One of the major problems with temperature measurement is that the area surrounding the thermometers gets built up over time. A Stevenson Screen at a small country airport with suffer as the airport gets paved with blacktop and air conditioners get installed in the terminal. Here is one perfect example of an official temperature measurement station at Picacho Peak State Park in Arizona.
From Watts Up With That:
How not to measure temperature (or climate change) #96
From the “global warming data looks better with heat-sinks and air conditioners” department.
Dr. Mark Albright, of the University of Washington writes:
Here is a great example of how NOT to measure the climate! On our way back to Tucson from Phoenix on Monday we stopped by to see the Picacho 8 SE coop site at Picacho Peak State Park. Note the white MMTS temperature monitor 1/3 of the way in from the left. The building is surrounded by the natural terrain of the Sonoran Desert, but instead the worst possible site adjacent to the paved road and SW facing brick wall was chosen in 2009 as the location to monitor temperature.

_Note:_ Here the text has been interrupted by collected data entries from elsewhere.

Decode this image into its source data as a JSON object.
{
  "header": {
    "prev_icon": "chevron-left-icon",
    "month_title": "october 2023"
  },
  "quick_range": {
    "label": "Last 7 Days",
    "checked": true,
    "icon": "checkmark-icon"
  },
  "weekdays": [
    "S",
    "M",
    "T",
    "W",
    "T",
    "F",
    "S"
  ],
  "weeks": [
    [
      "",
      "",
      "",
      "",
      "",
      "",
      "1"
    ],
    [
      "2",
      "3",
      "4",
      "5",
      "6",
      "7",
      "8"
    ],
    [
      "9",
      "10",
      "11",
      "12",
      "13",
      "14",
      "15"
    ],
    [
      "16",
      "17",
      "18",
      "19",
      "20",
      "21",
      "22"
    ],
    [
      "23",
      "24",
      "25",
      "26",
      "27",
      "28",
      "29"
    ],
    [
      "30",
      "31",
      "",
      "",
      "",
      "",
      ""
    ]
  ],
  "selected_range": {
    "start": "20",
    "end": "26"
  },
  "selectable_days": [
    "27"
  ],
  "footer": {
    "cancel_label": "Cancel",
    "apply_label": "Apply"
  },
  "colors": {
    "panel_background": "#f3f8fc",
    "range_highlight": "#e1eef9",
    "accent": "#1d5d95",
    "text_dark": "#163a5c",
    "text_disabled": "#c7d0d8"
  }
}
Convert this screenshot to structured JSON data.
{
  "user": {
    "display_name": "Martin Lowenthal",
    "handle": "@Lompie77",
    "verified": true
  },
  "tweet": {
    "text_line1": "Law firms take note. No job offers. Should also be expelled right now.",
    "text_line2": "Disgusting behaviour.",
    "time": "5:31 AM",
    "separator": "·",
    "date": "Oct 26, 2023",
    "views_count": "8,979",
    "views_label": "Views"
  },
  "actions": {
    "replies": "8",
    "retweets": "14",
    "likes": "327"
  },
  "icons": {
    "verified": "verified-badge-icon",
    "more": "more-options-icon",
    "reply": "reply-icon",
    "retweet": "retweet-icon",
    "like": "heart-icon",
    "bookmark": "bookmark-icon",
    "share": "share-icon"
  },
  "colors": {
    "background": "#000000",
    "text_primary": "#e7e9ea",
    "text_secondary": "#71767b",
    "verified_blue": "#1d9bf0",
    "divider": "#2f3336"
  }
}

Here is a view looking Northeast:
Anthony posts a bunch of pictures, here are two of them. The sensor is in the small box on a pole.
Note the air conditioning compressors about ten feet away. No wonder this sensor is showing an increase in temperature. The satellite air temperature is the most accurate and unbiased measurement for the last 30 years and for the last 18 years, it has been showing cooling.